Barnebys: Why did you want to do the exhibition with Peres Projects and the Functional Art Gallery – a gallery exhibition that presents two other galleries?
Michael Elmenbeck: One of the aims of CFHILL has been from the outset to act as a lookout tower for Stockholm's art lovers and collectors. There are a lot of cutting edge artists in Sweden and presenting some of them in combination with exhibitions that look out to international hotspots is generous and very fun. For the past two years we have shown artists from LA, Shanghai, New York and Tel Aviv. In this case, it is not a specific German art scene but more a contemporary art phenomenon. Javier and Benoît have a unique sense of what is going on and what makes it vibrate.
Javier Peres and Benoît Wolfrom live and work together. Together, they opened the 2018 Functional Art Gallery, in response to a need for a gallery for design in an expanded field. The exhibition at CFHILL presents four designers and eleven artists.
Why does Peres Projects and Functional Art Gallery want to show up in Stockholm?
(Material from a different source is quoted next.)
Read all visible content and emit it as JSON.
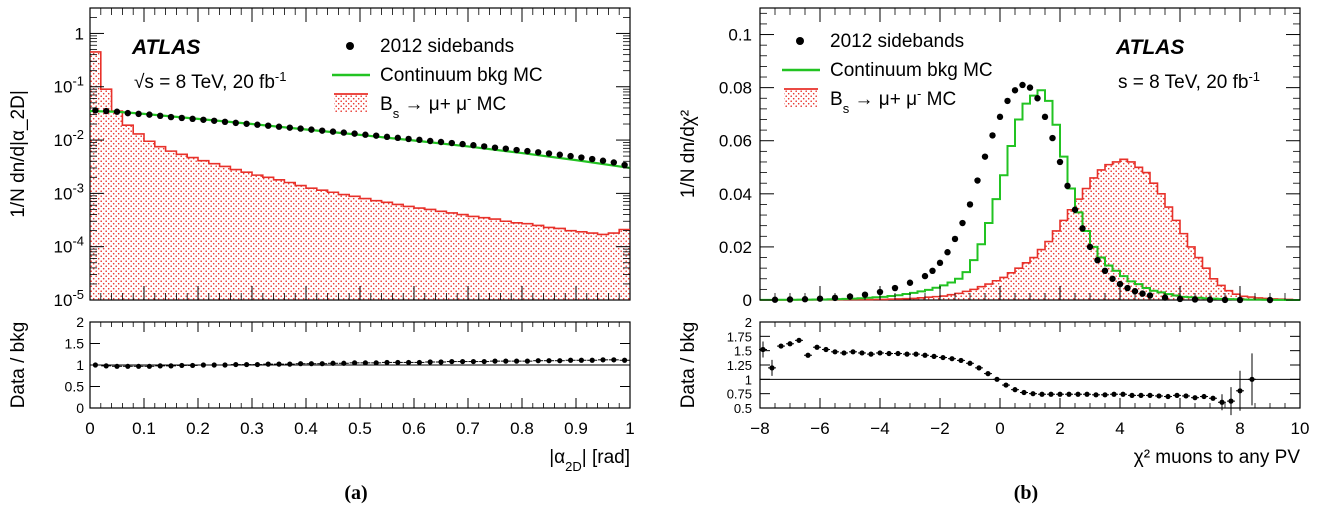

Javier Peres & Benoît Wolfrom: We have had the idea for a long time and have known Michael well since we met at various fairs and biennials. Now it's finally happened and we are really looking forward to showing our best art to the Stockholm audience. The palace environment will be a perfect environment for art and, not least, some of the rather wild design objects, for example Anna Aagaard Jensen's Basic Instinct chair, which only women are allowed to sit on.
What would you highlight from CFHILL in the exhibition?
Michael Elmenbeck: Of course, I am extremely pleased to see the super phenomenon Donna Huanca, from Bolivia, who has created a sensation at the Marciano Art Foundation, LA and Copenhagen Contemporary, among others. Her billowing expressive blue cloths are part of a stunningly beautiful and suggestive performance, where the artist also used the models' skin as a canvas. It is about raising an increased awareness, breathing with nature and the original. Huanca is interested in indigenous art, especially from her own homeland. I myself get a similar sense of nature as the movie Avatar. Another favourite is Richard Kennedy's white transparent cloths with hidden messages. He has a fascinating career as an opera and performance artist.
Do the designers you present have something in common?
Javier Peres & Benoît Wolfrom: We opened Functional Art because we discovered that people were bold and open-minded when it came to art, but we were a little disappointed with how conventionally they decorate their homes. We wanted to change that, and the designers we work with are often quite young and have a completely different, significantly more contemporary approach. The body has been given a different status since life is increasingly going on in cyberspace. This is something that is really noticed in, for example, OrtaMiklos, whose lamps are similar to living beings or Théophile Blandet's space-like chair, made of residual waste from Plexi.
What makes this art attractive to collectors?
Michael Elmenbeck: This exhibition is reminiscent of a mini biennial where we have curated and strategically selected these sixteen artists because they have a unique palette and are highly sought after by both institutions and experienced collectors. Several of the artists have long waiting lists and have many exhibitions on the schedule. This will be their Swedish debut. We are really proud of that.
The exhibition runs from 17 January to 8 February 2020.